As mentioned above Kyoka is renowned for her work on field recordings and Stereoklang spoke to her about this a couple of year’s ago. You can find the full interview here >>
In her latest work she is the subject of a new short film, exploring her creative process and upcoming live show New Music Syntax. Featuring excerpts from a talk and performance at Signals Festival 2022, held in October at Funkhaus Berlin, the clip is both insightful and atmospheric, diving into Kyoka’s unique artistry.
The short film, jointly produced by Catalyst Institute for Creative Arts and Technology, valcons production & Nadia Says at Your Mom’s Agency, showcases sound and footage of the test performance of Kyoka presents New Music Syntax.
“I am very much inspired by the systems or habits of the brain. I try to make my own brain-music syntax, which is almost like my own music language, and I assign it to my music composition after I check the brainwaves and analyze them as much as possible,” said the Japan-born sound artist in a discussion with Raw Chicks director Beate Kunath.
“This is actually the first time I have tried to understand how the audience’s emotion or chemistry in a real scientific theory based approach, like adrenaline or dopamine, is working. And I tried to assign that to my music,” she noted.
“I was always impressed by my surroundings. Even now, I always care about people’s reactions, and I try to be part of the group, I try to be in the same stream. But this is actually the first time I have tried to understand how the audience’s emotion or chemistry, like adrenaline or dopamine, is working. And I tried to assign that to my music.

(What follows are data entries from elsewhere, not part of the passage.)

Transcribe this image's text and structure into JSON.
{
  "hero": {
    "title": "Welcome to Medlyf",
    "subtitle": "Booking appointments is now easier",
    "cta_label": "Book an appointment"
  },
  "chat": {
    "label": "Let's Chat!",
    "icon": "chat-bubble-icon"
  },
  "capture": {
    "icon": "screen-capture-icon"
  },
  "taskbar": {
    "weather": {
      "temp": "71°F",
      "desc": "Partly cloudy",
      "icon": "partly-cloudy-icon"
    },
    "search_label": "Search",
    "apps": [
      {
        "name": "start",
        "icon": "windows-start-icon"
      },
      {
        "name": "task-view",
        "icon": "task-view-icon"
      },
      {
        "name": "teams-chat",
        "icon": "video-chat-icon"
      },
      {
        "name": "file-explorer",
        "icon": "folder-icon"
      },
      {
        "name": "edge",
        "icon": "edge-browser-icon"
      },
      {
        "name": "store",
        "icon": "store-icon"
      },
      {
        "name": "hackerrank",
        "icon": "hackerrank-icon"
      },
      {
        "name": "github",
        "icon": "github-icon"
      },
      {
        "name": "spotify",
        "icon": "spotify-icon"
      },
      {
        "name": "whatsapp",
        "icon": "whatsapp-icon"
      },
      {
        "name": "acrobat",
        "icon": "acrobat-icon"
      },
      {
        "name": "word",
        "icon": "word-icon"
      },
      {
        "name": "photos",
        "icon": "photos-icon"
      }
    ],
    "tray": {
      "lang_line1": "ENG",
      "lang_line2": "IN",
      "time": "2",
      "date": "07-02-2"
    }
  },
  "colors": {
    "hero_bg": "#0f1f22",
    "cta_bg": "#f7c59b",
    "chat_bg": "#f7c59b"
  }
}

Before I was running on intuition, like an animal, even without reason I could create music, and when I played a certain kind of sound people would react. This was my logic, but now I try to check why certain sounds catch people’s attention.
I tried other methods to experiment with my approach to composing music. My impulse as an experiment was to include a sense of heroism, and for this ceremony piece, the composition was created with a sense of slight discomfort thanks to interweaving harmonies.
If I keep the same simple melody, people recognize it, this music goes like tum, tum, tum… And suddenly, deviating from the tum, tum, tum, people feel “oh!” The reason we get this feeling is that the brain responds with stabilizing energy, but if suddenly the tum, tum, tum count changes, the brain sync thinks there is an error, and it goes to try and fix that error. And that’s why our attention gets pulled. So now I try to assign this system to my music.”
The show is due to be completed and debuted in full at Mutek Tokyo in December.